Não tinha expectativas, tinha certezas quando cheguei por fim ao Salar de Uyuni no profundo interior da Bolívia. Tinha a certeza que nos próximos dias iria atravessar um lugar que só por si seria suficiente para justificar uma vida dedicada a viajar, para justificar a renúncia a tanta comodidade burguesa e segurança financeira, tanta fuga para a frente, tanto investimento num ideal de vida que não me levara por enquanto a lado nenhum ─ apenas aos lugares mais remotos do planeta.
A quase 4000 metros de altitude, rodeado de vulcões na distância que facilmente tocam os 5000 metros, este planalto absolutamente seco, branco, reverberante, desértico, alucinado é uma das paisagens mais estupendas do mundo. As anomalias na paisagem não param de nos surpreender: furnas activas no meio do gelo, lagoas radioactivas de cobalto, desertos de sal, flamingos imóveis no frio austral, alpacas a pastar no sopé de vulcões perfeitos.
Inscrevi-me num tour que durante alguns dias se enfiava neste universo de mistério e desolação. “Tour” era um eufemismo para descrever o programa de uma agência de Uyuni que ia agregando mochileiros em grupos de quatro à medida que iam chegando à agência; os enfiava num jeep em mau estado; e os enviava num circuito onde serviço, conforto e informação no terreno eram deploráveis ─ mas a paisagem fazia esquecer tudo isso.
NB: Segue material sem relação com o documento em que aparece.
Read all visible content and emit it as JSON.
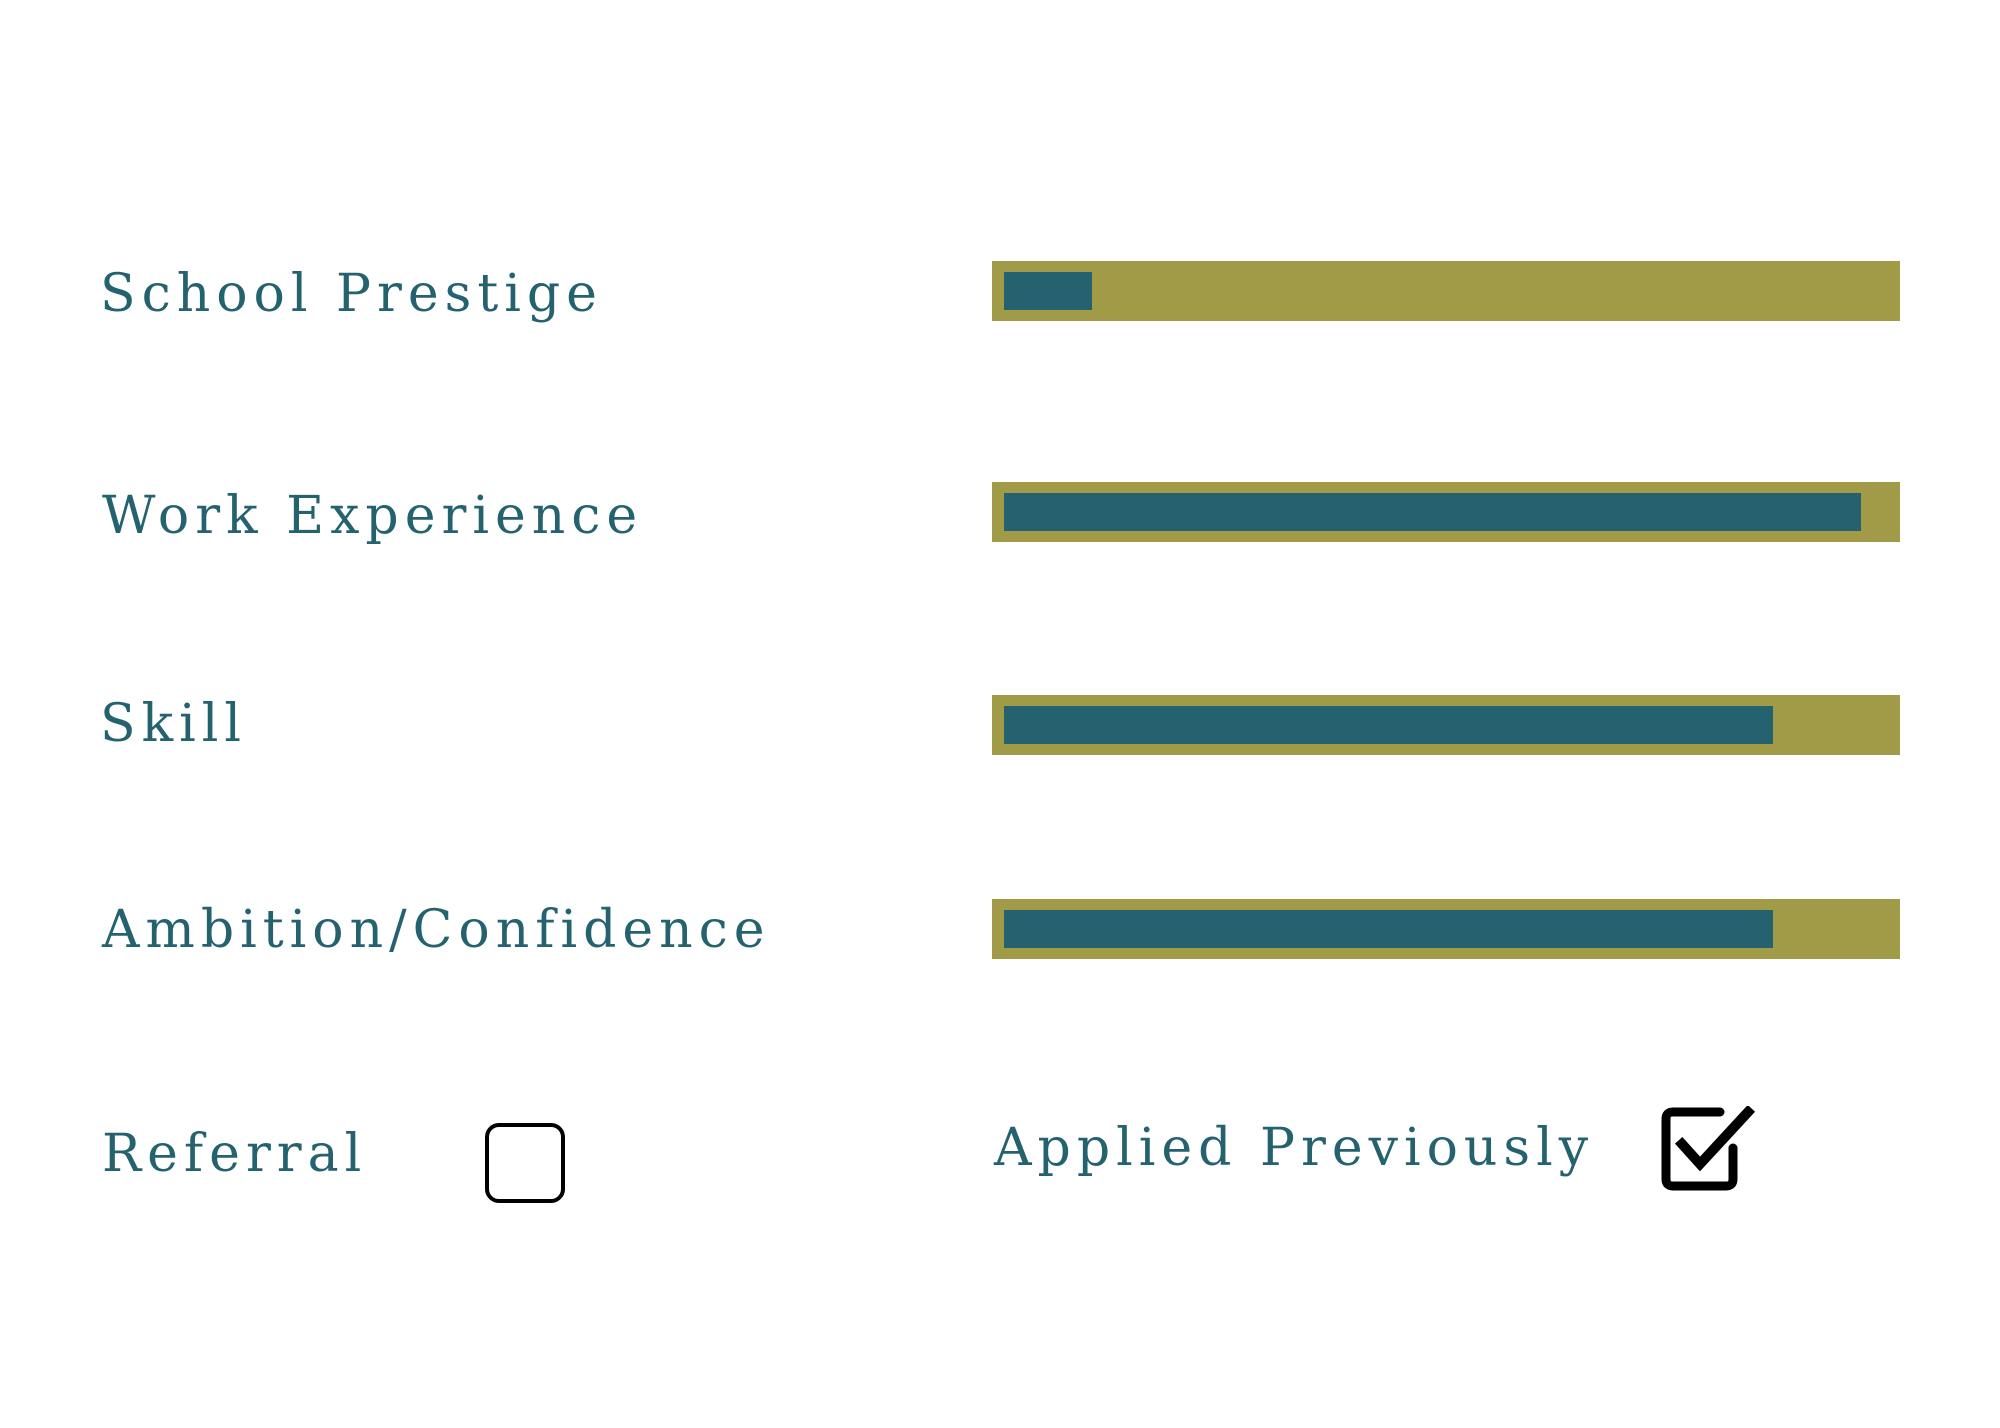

Lembro- -me de ter comprado algumas garrafas de vinho branco argentino e, pensando bem, esse foi o melhor negócio, em termos de vinho, que fiz na vida. Por um lado, a recente bancarrota argentina baixara o preço dos produtos argentinos para um terço do seu valor ao câmbio do euro; por outro, um copo desse chardonnay a 4000 metros de altitude equivalia a três ou quatro copos ao nível do mar. Assim, posso dizer que paguei por esse vinho que bebi no Salar de Uyuni um sétimo do valor que estaria disposto a dar por ele.
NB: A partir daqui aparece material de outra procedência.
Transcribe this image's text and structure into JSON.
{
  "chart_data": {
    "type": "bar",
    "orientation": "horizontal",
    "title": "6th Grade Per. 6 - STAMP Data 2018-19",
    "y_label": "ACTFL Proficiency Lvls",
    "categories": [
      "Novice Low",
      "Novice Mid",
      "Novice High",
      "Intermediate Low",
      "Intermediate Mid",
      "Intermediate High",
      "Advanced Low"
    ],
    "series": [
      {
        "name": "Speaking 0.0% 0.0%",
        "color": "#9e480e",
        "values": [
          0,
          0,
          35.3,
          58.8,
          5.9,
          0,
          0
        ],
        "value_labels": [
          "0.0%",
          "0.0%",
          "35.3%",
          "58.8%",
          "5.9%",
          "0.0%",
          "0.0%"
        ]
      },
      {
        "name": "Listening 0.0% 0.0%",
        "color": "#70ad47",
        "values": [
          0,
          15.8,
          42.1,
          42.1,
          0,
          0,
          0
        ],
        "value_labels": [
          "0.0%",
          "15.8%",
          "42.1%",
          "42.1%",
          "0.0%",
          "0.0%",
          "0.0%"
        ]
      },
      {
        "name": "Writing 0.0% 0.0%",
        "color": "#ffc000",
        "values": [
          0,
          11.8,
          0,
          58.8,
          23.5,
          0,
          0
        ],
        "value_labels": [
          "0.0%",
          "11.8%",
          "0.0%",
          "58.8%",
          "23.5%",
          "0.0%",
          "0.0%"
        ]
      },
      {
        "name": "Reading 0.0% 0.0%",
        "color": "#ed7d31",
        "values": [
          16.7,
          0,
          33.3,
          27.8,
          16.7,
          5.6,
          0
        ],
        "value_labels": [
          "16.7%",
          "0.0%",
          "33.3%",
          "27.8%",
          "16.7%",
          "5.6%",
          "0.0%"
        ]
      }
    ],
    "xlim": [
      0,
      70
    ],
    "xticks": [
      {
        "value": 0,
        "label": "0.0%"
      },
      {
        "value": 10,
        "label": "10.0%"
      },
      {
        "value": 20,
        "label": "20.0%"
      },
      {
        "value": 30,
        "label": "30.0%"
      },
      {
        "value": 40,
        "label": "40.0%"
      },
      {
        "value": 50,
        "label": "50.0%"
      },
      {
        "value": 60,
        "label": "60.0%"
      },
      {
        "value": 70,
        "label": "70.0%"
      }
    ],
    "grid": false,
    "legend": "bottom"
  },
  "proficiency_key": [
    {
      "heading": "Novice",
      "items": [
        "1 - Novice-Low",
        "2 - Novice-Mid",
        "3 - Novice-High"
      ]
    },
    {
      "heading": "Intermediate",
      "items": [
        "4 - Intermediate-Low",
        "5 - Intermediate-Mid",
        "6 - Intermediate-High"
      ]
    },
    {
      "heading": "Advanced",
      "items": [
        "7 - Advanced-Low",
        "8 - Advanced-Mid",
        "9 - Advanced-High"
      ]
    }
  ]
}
Talvez pela altitude, talvez pela ausência de referências visuais, talvez pelo espírito surreal do lugar, tive durante esses dias alguns dos encontros mais bizarros da minha vida. Um deles foi o señor Quesada, motorista, guia quase mudo e cozinheiro falhado do tour. Para além de não ter ficado a saber quase nada nem dele nem do Salar, recordo de o ver adormecer ao volante, depois de lhe ter oferecido um copo de vinho branco ao almoço, durante vinte minutos enquanto o seu jeep continuava certinho a seguir em linha recta pela superfície lisa e sem solução de continuidade do Salar. Outro encontro absurdo foi com três cicloturistas holandeses que pedalavam desde o nada em direcção ao nada, felizes pela existência de um lugar tão plano como a Holanda, apenas com a pequena diferença de uns 4000 metros de altitude. Quase inexcedível na tabela das experiências inqualificáveis foi o encontro ocasional e sem troca de palavras com um mineiro sozinho ao ar livre no meio de um vazio absoluto a escavar sal da terra, que ia acumulando em montinhos triangulares de uma perfeição inútil e comovente.
O cúmulo dos encontros surpreendentes, no entanto, deu-se uma noite em que saí do bunker que servia de hostal para fazer xixi, evitando o w.c. comunal que era irrespirável. Avancei pelo planalto cautelosamente enquanto a minha vista se adaptava à escuridão. Descortinei na distância um monte de pedras, achei que era o lugar ideal para fazer de urinol. Na realidade o monte de pedras era um pequeno nicho onde séculos antes tinha sido depositado um cadáver. Há vários, na região. O arrepio enquanto urinava foi duplo: pelo frio brutal dos 4000 metros e pela imagem surreal de uma múmia com centenas de anos a olhar para mim enquanto eu fazia xixi para cima dela.